Ministerie van Sociale Zaken en Werkgelegenheid

Persbericht 03/176

Ministerie van Sociale Zaken
en Werkgelegenheid Directie
Communicatie

19 november 2003

Nr. 03/176

Kabinet vraagt reactie SER op nieuwe criteria arbeidsongeschiktheid

Minister De Geus van Sociale Zaken en Werkgelegenheid heeft de Sociaal-Economische Raad (SER) advies gevraagd over criteria waarmee de mate van arbeids(on)geschiktheid in het nieuwe WAO-stelsel kan worden bepaald. Ook heeft de bewindsman verzocht aannemelijk te maken hoe uitwerking van de adviezen van de SER, de instroom van volledig en duurzaam arbeidsongeschikten kan beperken tot maximaal 25.000 per jaar. De adviesaanvraag maakt deel uit van de afspraken die in het najaarsakkoord op 14 oktober zijn gemaakt.

De kern van het nieuwe criterium voor volledige arbeidsongeschiktheid is het duurzaam niet in staat zijn om met arbeid inkomen te verwerven "als rechtstreeks en objectief medisch vast te stellen gevolg van ziekte". In de adviesaanvraag komt ook gedeeltelijke arbeidsgeschiktheid aan bod. Volgens het voorstel van het kabinet is iemand gedeeltelijk arbeidsgeschikt als hij door ziekte slechts in staat is ten hoogste 65 procent te verdienen van wat hij vroeger verdiende. Het gaat hierbij om mensen die niet in aanmerking komen voor een uitkering op grond van de regeling voor volledig en duurzaam arbeidsongeschikten.

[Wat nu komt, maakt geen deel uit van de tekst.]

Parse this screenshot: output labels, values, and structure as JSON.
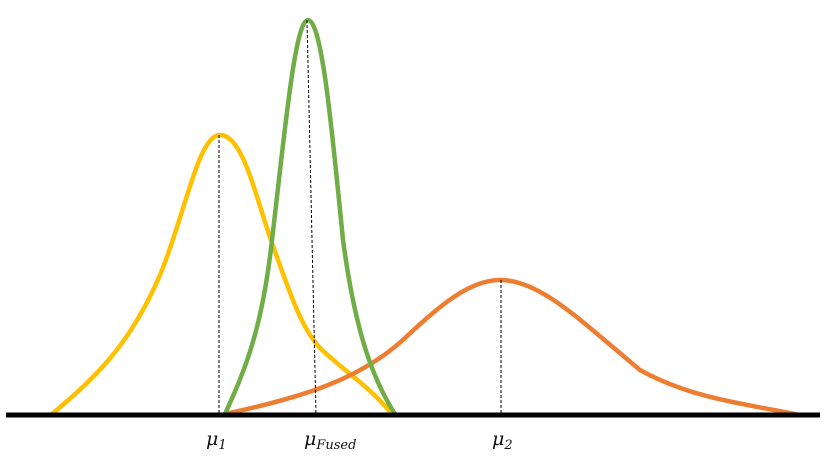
{
  "diagram": {
    "curves": [
      {
        "name": "yellow-distribution",
        "color": "#FFC000"
      },
      {
        "name": "green-distribution",
        "color": "#70AD47"
      },
      {
        "name": "orange-distribution",
        "color": "#ED7D31"
      }
    ],
    "axis_color": "#000000",
    "guide_color": "#000000",
    "labels": {
      "mu1_symbol": "μ",
      "mu1_sub": "1",
      "mufused_symbol": "μ",
      "mufused_sub": "Fused",
      "mu2_symbol": "μ",
      "mu2_sub": "2"
    }
  }
}
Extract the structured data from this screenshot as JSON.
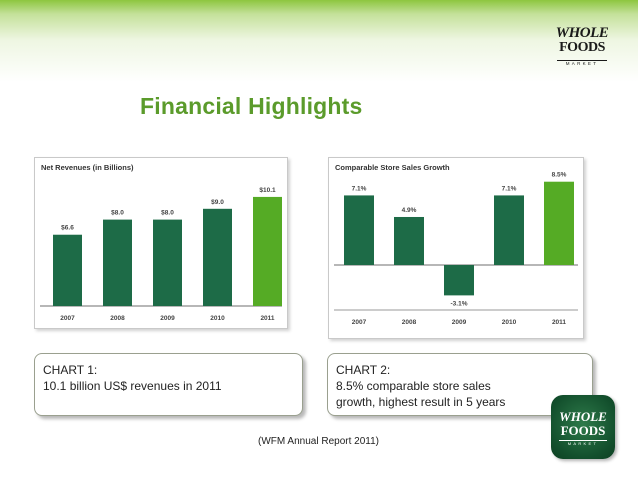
{
  "slide": {
    "title": "Financial Highlights",
    "source": "(WFM Annual Report 2011)"
  },
  "logo": {
    "line1": "WHOLE",
    "line2": "FOODS",
    "line3": "MARKET"
  },
  "callouts": {
    "chart1": {
      "heading": "CHART 1:",
      "text": "10.1 billion US$ revenues in 2011"
    },
    "chart2": {
      "heading": "CHART 2:",
      "line1": "8.5% comparable store sales",
      "line2": "growth, highest result in 5 years"
    }
  },
  "colors": {
    "dark_green": "#1d6b47",
    "bright_green": "#55ab25",
    "title_green": "#5b9b2b"
  },
  "chart_data": [
    {
      "type": "bar",
      "title": "Net Revenues (in Billions)",
      "categories": [
        "2007",
        "2008",
        "2009",
        "2010",
        "2011"
      ],
      "values": [
        6.6,
        8.0,
        8.0,
        9.0,
        10.1
      ],
      "labels": [
        "$6.6",
        "$8.0",
        "$8.0",
        "$9.0",
        "$10.1"
      ],
      "highlight": "2011",
      "ylim": [
        0,
        11
      ],
      "xlabel": "",
      "ylabel": "",
      "grid": false
    },
    {
      "type": "bar",
      "title": "Comparable Store Sales Growth",
      "categories": [
        "2007",
        "2008",
        "2009",
        "2010",
        "2011"
      ],
      "values": [
        7.1,
        4.9,
        -3.1,
        7.1,
        8.5
      ],
      "labels": [
        "7.1%",
        "4.9%",
        "-3.1%",
        "7.1%",
        "8.5%"
      ],
      "highlight": "2011",
      "ylim": [
        -3.5,
        9
      ],
      "xlabel": "",
      "ylabel": "",
      "grid": false
    }
  ]
}
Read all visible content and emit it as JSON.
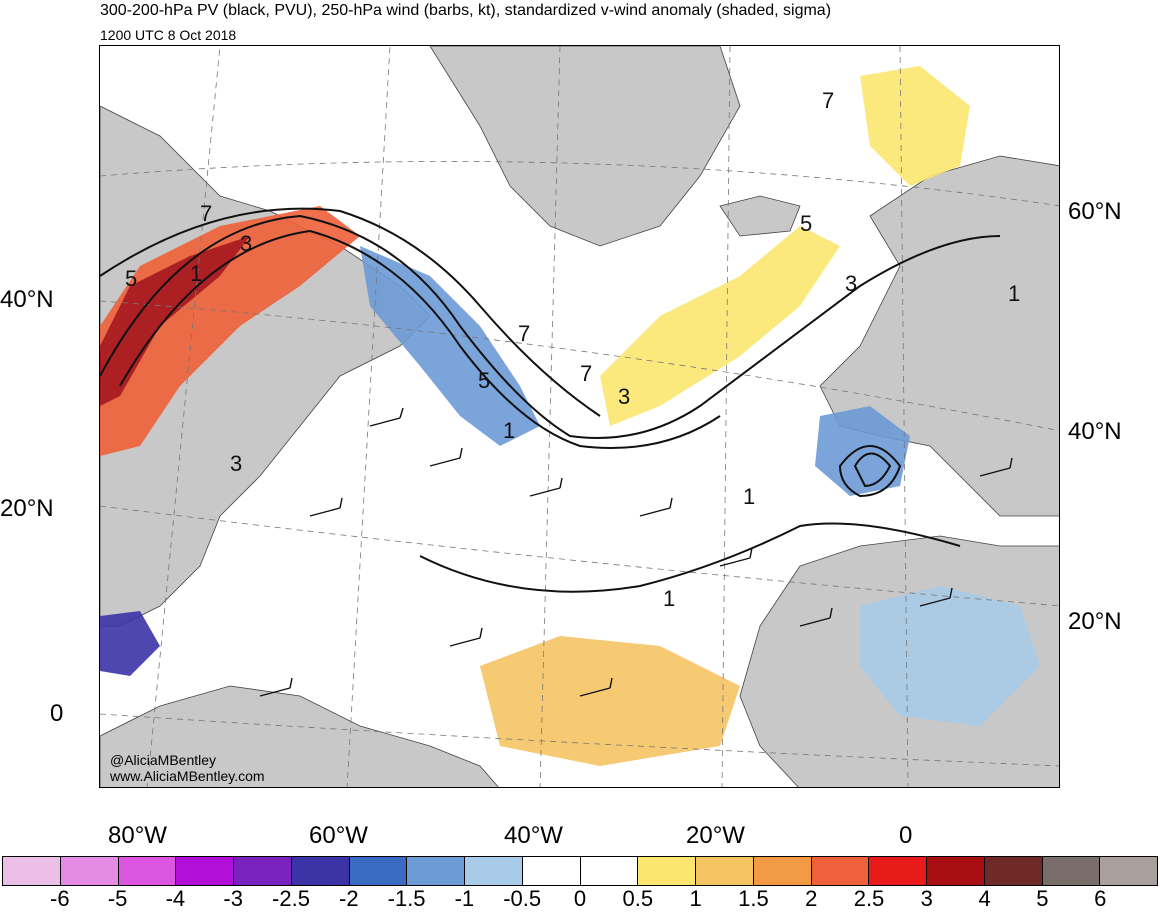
{
  "header": {
    "title": "300-200-hPa PV (black, PVU), 250-hPa wind (barbs, kt), standardized v-wind anomaly (shaded, sigma)",
    "subtitle": "1200 UTC 8 Oct 2018"
  },
  "map": {
    "lat_labels_left": [
      "40°N",
      "20°N",
      "0"
    ],
    "lat_labels_right": [
      "60°N",
      "40°N",
      "20°N"
    ],
    "lon_labels": [
      "80°W",
      "60°W",
      "40°W",
      "20°W",
      "0"
    ],
    "contour_labels": [
      "7",
      "3",
      "5",
      "1",
      "3",
      "5",
      "7",
      "1",
      "7",
      "3",
      "5",
      "7",
      "3",
      "1",
      "1",
      "1"
    ],
    "watermark": {
      "handle": "@AliciaMBentley",
      "url": "www.AliciaMBentley.com"
    },
    "land_color": "#c8c8c8",
    "ocean_color": "#ffffff"
  },
  "colorbar": {
    "colors": [
      "#ebbfe8",
      "#e58be6",
      "#db55e0",
      "#b20fd8",
      "#7a22c0",
      "#3b33a6",
      "#3a6bc2",
      "#6d9bd6",
      "#a7cbe8",
      "#ffffff",
      "#ffffff",
      "#fbe770",
      "#f5c463",
      "#f39a47",
      "#ef613a",
      "#e81a1a",
      "#a90e12",
      "#6f2a28",
      "#7a6e6b",
      "#a99f9d"
    ],
    "tick_labels": [
      "-6",
      "-5",
      "-4",
      "-3",
      "-2.5",
      "-2",
      "-1.5",
      "-1",
      "-0.5",
      "0",
      "0.5",
      "1",
      "1.5",
      "2",
      "2.5",
      "3",
      "4",
      "5",
      "6"
    ]
  }
}
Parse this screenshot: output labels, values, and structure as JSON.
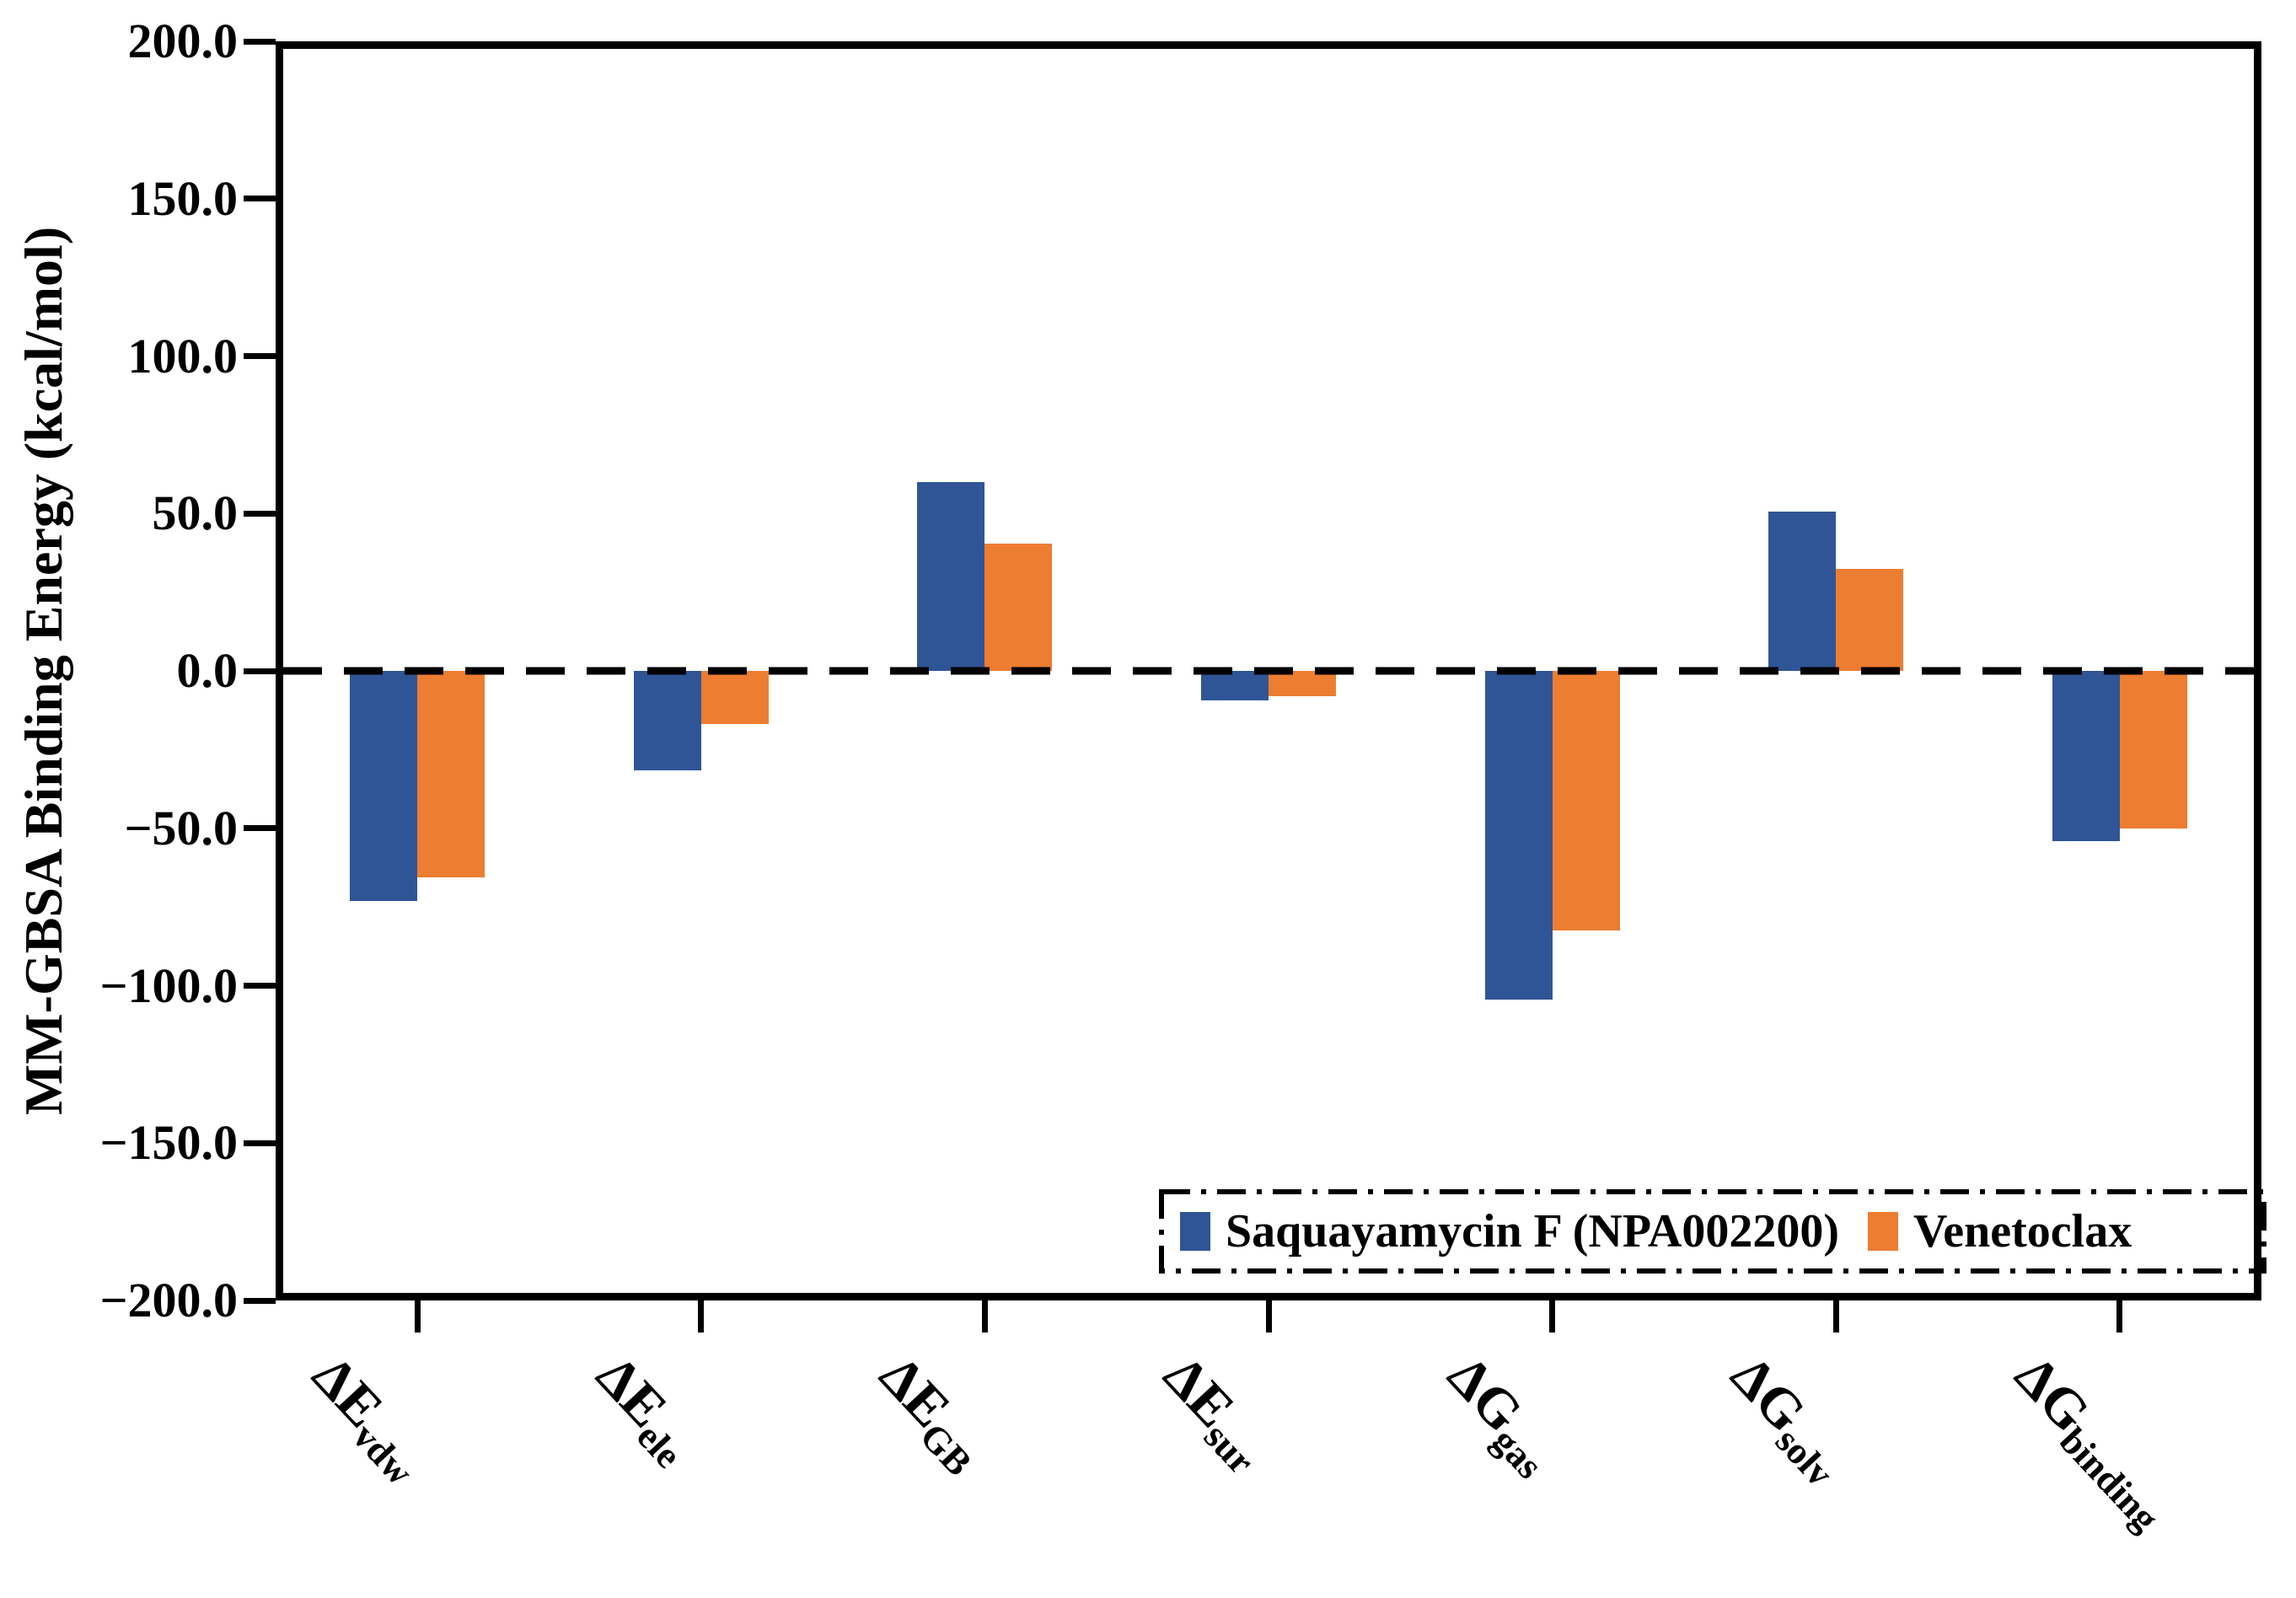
{
  "figure": {
    "background": "#ffffff",
    "axis_color": "#000000"
  },
  "chart_data": {
    "type": "bar",
    "title": "",
    "xlabel": "",
    "ylabel": "MM-GBSA Binding Energy (kcal/mol)",
    "ylim": [
      -200,
      200
    ],
    "ytick_step": 50,
    "ytick_labels": [
      "200.0",
      "150.0",
      "100.0",
      "50.0",
      "0.0",
      "−50.0",
      "−100.0",
      "−150.0",
      "−200.0"
    ],
    "grid": false,
    "zero_line_style": "dashed",
    "legend_position": "lower-right",
    "legend_border_style": "dash-dot",
    "categories": [
      {
        "main": "ΔE",
        "sub": "vdw"
      },
      {
        "main": "ΔE",
        "sub": "ele"
      },
      {
        "main": "ΔE",
        "sub": "GB"
      },
      {
        "main": "ΔE",
        "sub": "sur"
      },
      {
        "main": "ΔG",
        "sub": "gas"
      },
      {
        "main": "ΔG",
        "sub": "solv"
      },
      {
        "main": "ΔG",
        "sub": "binding"
      }
    ],
    "series": [
      {
        "name": "Saquayamycin F (NPA002200)",
        "color": "#2F5597",
        "values": [
          -73.0,
          -31.5,
          60.0,
          -9.5,
          -104.5,
          50.5,
          -54.0
        ]
      },
      {
        "name": "Venetoclax",
        "color": "#ED7D31",
        "values": [
          -65.5,
          -17.0,
          40.5,
          -8.0,
          -82.5,
          32.5,
          -50.0
        ]
      }
    ]
  }
}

Behalve advies over arbeidsongeschiktheidscriteria, heeft minister De Geus de SER ook advies gevraagd over flexibele arbeidsrelaties en de positie van militairen in het nieuwe stelsel, alsmede over de op te zetten Extra Garantieregeling Beroepsrisico's. Het kabinet is van mening dat in het nieuwe arbeidsongeschiktheidstelsel een aparte, private regeling nodig is om werknemers te verzekeren tegen de gevolgen van beroepsziektes en bedrijfsongevallen. De reden hiervoor is dat de Nederlandse wetgeving anders niet zou voldoen aan internationale normen. Daarnaast voorkomt de regeling dat gedupeerde werknemers via individuele civielrechtelijke procedures tegen hun (voormalige) werkgever hun rechten moeten bevechten. De Geus vraagt de SER of men deze motivering en de (private) verzekeringsvorm onderschrijft. Ook wordt de Raad gevraagd welke rol hij weggelegd ziet voor de sociale partners bij het uitwerken van de regeling. De minister heeft de Raad verzocht in januari 2004 advies uit te brengen.